The Deschan Palace (Romanianized as Dejan), also known as the Scherter House, is a historic building in Timișoara, Romania, built in 1735 in the neoclassical style. The building hosted the first bazaar and the first casino in Timișoara.
== History ==
The palace was built around 1735 by the de Jean family, originally from France, who received a noble title in 1744 and on this occasion changed their name to Deschan de Hansen. Johann Anton Deschan von Hansen was a councilor of the Hungarian Court Chamber at the time. He participated in the siege of 1716 under the command of Prince Eugene of Savoy and then became an advisor to Governor Florimond de Mercy. The plot of the palace (about 2,400 m^{2}) was in the 17th–20th centuries the largest plot belonging to a civil owner in the Timișoara Fortress – which reflects the special importance of its owner. Later, the first bazaar in Timișoara opened in the inner courtyard. For a long time, the building was simply known by the people of Timișoara as the "Bazaar" (Bazarul).
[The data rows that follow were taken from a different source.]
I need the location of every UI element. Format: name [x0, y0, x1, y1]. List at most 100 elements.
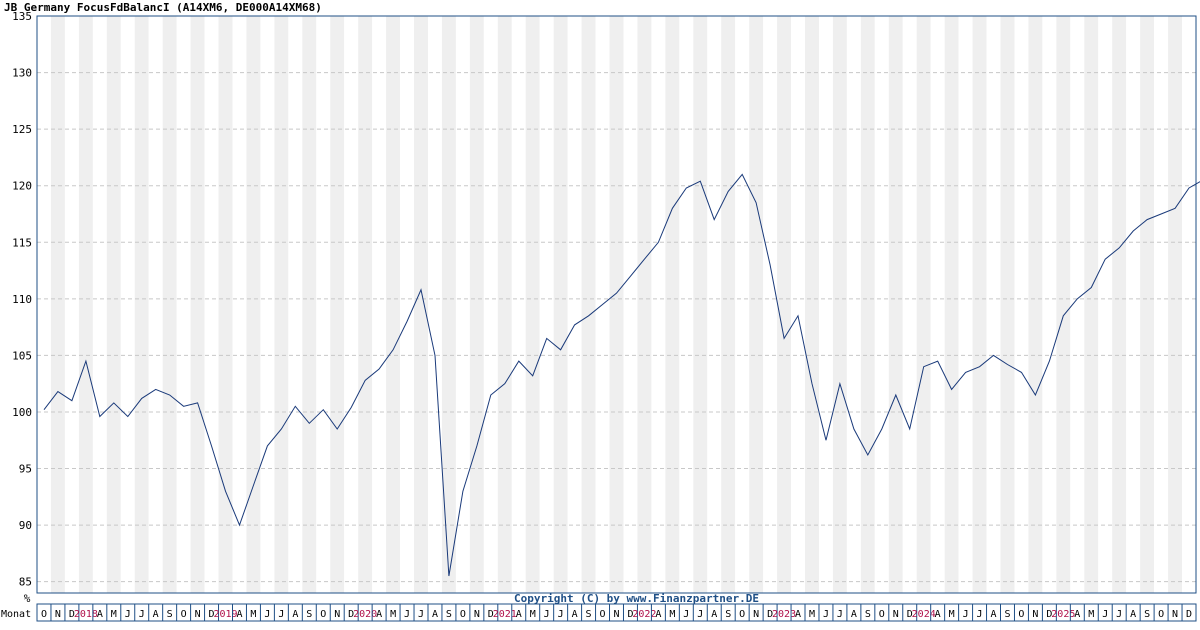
- x-tick-label: D: [907, 609, 913, 620]
- x-tick-label: N: [893, 609, 899, 620]
- x-tick-label: D: [488, 609, 494, 620]
- month-band: [316, 16, 331, 593]
- month-band: [735, 16, 750, 593]
- y-tick-label: 85: [19, 576, 32, 589]
- month-band: [176, 16, 191, 593]
- y-axis-label: %: [24, 592, 31, 605]
- x-tick-label: S: [167, 609, 173, 620]
- x-tick-label: S: [1004, 609, 1010, 620]
- x-tick-label: A: [655, 609, 661, 620]
- x-tick-label: A: [292, 609, 298, 620]
- month-band: [1084, 16, 1099, 593]
- x-tick-label: N: [474, 609, 480, 620]
- y-tick-label: 110: [12, 293, 32, 306]
- x-tick-label: A: [376, 609, 382, 620]
- x-tick-label: M: [250, 609, 256, 620]
- month-band: [916, 16, 931, 593]
- month-band: [469, 16, 484, 593]
- x-tick-label: 2018: [74, 609, 98, 620]
- month-band: [134, 16, 149, 593]
- x-tick-label: J: [278, 609, 284, 620]
- month-band: [106, 16, 121, 593]
- x-tick-label: S: [1144, 609, 1150, 620]
- month-band: [64, 16, 79, 593]
- month-band: [651, 16, 666, 593]
- x-tick-label: O: [460, 609, 466, 620]
- plot-frame: [36, 15, 1197, 594]
- x-tick-label: M: [390, 609, 396, 620]
- y-tick-label: 135: [12, 10, 32, 23]
- month-band: [1014, 16, 1029, 593]
- month-band: [679, 16, 694, 593]
- x-tick-label: A: [851, 609, 857, 620]
- month-band: [274, 16, 289, 593]
- month-band: [791, 16, 806, 593]
- month-band: [944, 16, 959, 593]
- month-band: [1126, 16, 1141, 593]
- x-tick-label: A: [711, 609, 717, 620]
- month-band: [581, 16, 596, 593]
- month-band: [721, 16, 736, 593]
- x-tick-label: N: [55, 609, 61, 620]
- month-band: [288, 16, 303, 593]
- month-band: [50, 16, 65, 593]
- x-tick-label: A: [935, 609, 941, 620]
- x-tick-label: M: [1088, 609, 1094, 620]
- x-tick-label: J: [683, 609, 689, 620]
- x-tick-label: J: [823, 609, 829, 620]
- month-band: [1070, 16, 1085, 593]
- month-band: [1168, 16, 1183, 593]
- month-band: [525, 16, 540, 593]
- month-band: [78, 16, 93, 593]
- x-tick-label: N: [195, 609, 201, 620]
- x-tick-label: O: [879, 609, 885, 620]
- month-band: [386, 16, 401, 593]
- y-tick-label: 130: [12, 67, 32, 80]
- x-tick-label: J: [977, 609, 983, 620]
- x-tick-label: J: [404, 609, 410, 620]
- month-band: [818, 16, 833, 593]
- x-tick-label: N: [1172, 609, 1178, 620]
- x-tick-label: 2020: [353, 609, 377, 620]
- month-band: [455, 16, 470, 593]
- month-band: [1112, 16, 1127, 593]
- month-band: [441, 16, 456, 593]
- y-tick-label: 105: [12, 349, 32, 362]
- x-tick-label: D: [1186, 609, 1192, 620]
- x-tick-label: O: [1018, 609, 1024, 620]
- x-tick-label: A: [516, 609, 522, 620]
- x-tick-label: S: [306, 609, 312, 620]
- month-band: [805, 16, 819, 593]
- y-tick-label: 95: [19, 463, 32, 476]
- x-tick-label: J: [139, 609, 145, 620]
- x-tick-label: J: [264, 609, 270, 620]
- x-tick-label: S: [725, 609, 731, 620]
- series-line: [43, 173, 1200, 577]
- x-tick-label: O: [1158, 609, 1164, 620]
- x-tick-label: 2022: [632, 609, 656, 620]
- x-tick-label: D: [627, 609, 633, 620]
- month-band: [148, 16, 163, 593]
- month-band: [846, 16, 861, 593]
- month-band: [539, 16, 554, 593]
- month-band: [358, 16, 373, 593]
- month-band: [330, 16, 345, 593]
- month-band: [260, 16, 275, 593]
- chart-title: JB Germany FocusFdBalancI (A14XM6, DE000…: [4, 1, 322, 14]
- x-tick-label: A: [153, 609, 159, 620]
- y-tick-label: 120: [12, 180, 32, 193]
- copyright-text: Copyright (C) by www.Finanzpartner.DE: [514, 592, 759, 605]
- x-tick-label: J: [125, 609, 131, 620]
- x-tick-label: J: [837, 609, 843, 620]
- x-tick-label: D: [209, 609, 215, 620]
- month-band: [302, 16, 317, 593]
- month-band-layer: [37, 16, 1196, 593]
- month-band: [162, 16, 177, 593]
- month-band: [707, 16, 722, 593]
- x-tick-label: J: [558, 609, 564, 620]
- y-tick-label: 100: [12, 406, 32, 419]
- x-tick-label: M: [949, 609, 955, 620]
- x-tick-label: O: [600, 609, 606, 620]
- month-band: [832, 16, 847, 593]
The southern body of the palace was rebuilt and expanded in 1802 (or 1810), where in 1830 the first casino in Timișoara was set up on the first floor. After the Romanian Revolution, the building was returned and renovated by the current owners. Currently inside it are commercial spaces.
== Architecture ==
The eastern, northern and western bodies are made in the so-called "provincial baroque" style, with simple facades and windows with "traditional" frames. The southern body corresponds to the neoclassical style. The ground floor of the southern body is designed as a socle with bossages. On the first and second floors, the main avant-corps is punctuated by semi-columns and pilasters with classic Corinthian capitals. The cornice decorated in a classicist manner is also noteworthy. The gate ends with a basket-handle arch. The inner courtyard has verandas leaning on arches.